I told Jane’s Mom who I was and then took my barefoot and pajama-clad self back down the driveway.
It occurred to me that little Jane’s scooter was probably just down the street, which it was, so I went and picked it up and took it back and leaned it against the rock wall in front of the yellow house and headed back to the rest of my day.
About an hour later, I was backing out of the garage and noticed a white SUV on the road, and Jane was running toward it… from my front door.
I rolled down my window as she saw me driving down my driveway.
“Hey you! How are you feeling?”
Her mom smiled and waved from her car.
“Much better!” yelled Jane as she, too, smiled and waved.

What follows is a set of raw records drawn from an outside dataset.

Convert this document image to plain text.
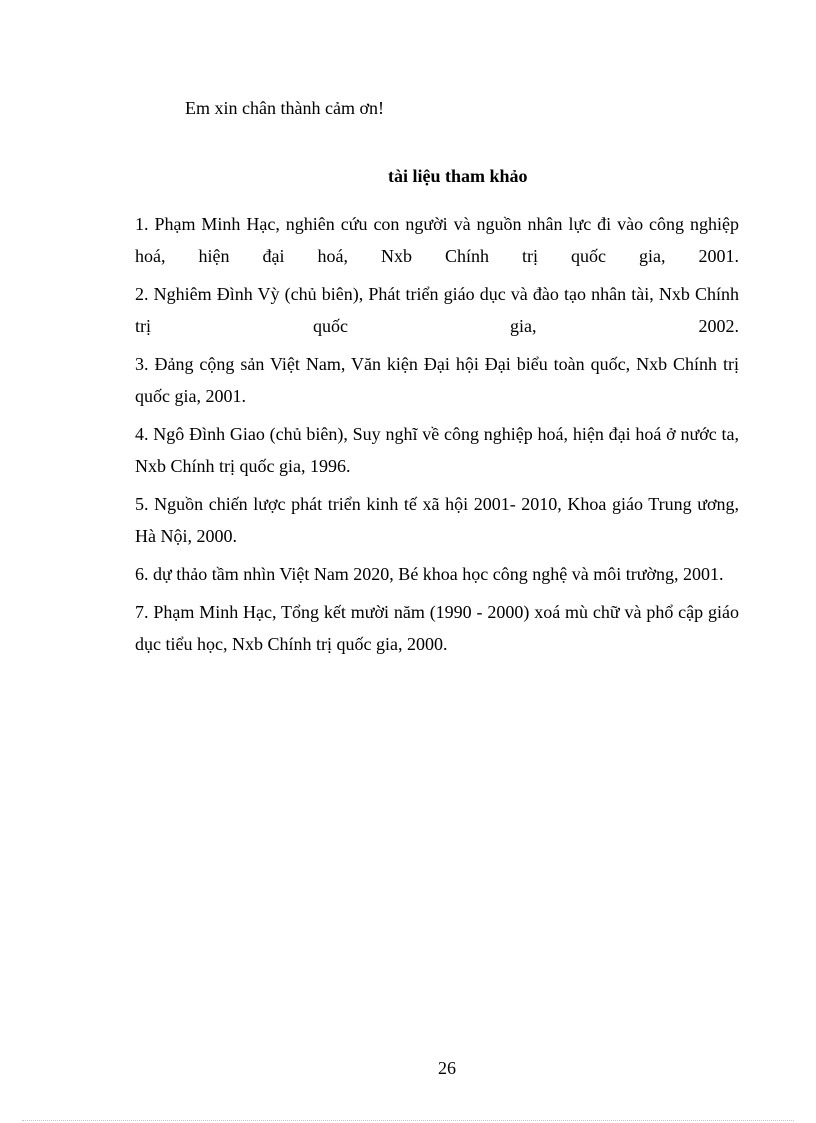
Em xin chân thành cảm ơn!
tài liệu tham khảo
1. Phạm Minh Hạc, nghiên cứu con người và nguồn nhân lực đi vào công nghiệp hoá, hiện đại hoá, Nxb Chính trị quốc gia, 2001.
2. Nghiêm Đình Vỳ (chủ biên), Phát triển giáo dục và đào tạo nhân tài, Nxb Chính trị quốc gia, 2002.
3. Đảng cộng sản Việt Nam, Văn kiện Đại hội Đại biểu toàn quốc, Nxb Chính trị quốc gia, 2001.
4. Ngô Đình Giao (chủ biên), Suy nghĩ về công nghiệp hoá, hiện đại hoá ở nước ta, Nxb Chính trị quốc gia, 1996.
5. Nguồn chiến lược phát triển kinh tế xã hội 2001- 2010, Khoa giáo Trung ương, Hà Nội, 2000.
6. dự thảo tầm nhìn Việt Nam 2020, Bé khoa học công nghệ và môi trường, 2001.
7. Phạm Minh Hạc, Tổng kết mười năm (1990 - 2000) xoá mù chữ và phổ cập giáo dục tiểu học, Nxb Chính trị quốc gia, 2000.
26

“I left you a flower!” and she pointed at the door.
“Oh wow!” I yelled, “I’ll get it as soon as I get home! Thank you so much!”
“Okay!” Jane called, and she got into her car with her mom who also said thank you and I smiled all the way through my flower picker-outing and also a hotdog from Gary at Dunton’s Doghouse (a family fave).
And when I got home?
Well, I went right to my front porch and do you know what?!
Jane did not just give me one flower at all. She gave me many flowers…
In a special glass jar…
With a note.
Oh I know.
Kids these days.
They are sweet.
And their parents have fun teaching them manners.
And I think if we have to depend on folks like Jane to take over our world…
We’re gonna be just fine.
Thanks for readin’.
*The Inn isn’t really an inn today, though it once was (in the early 1900s).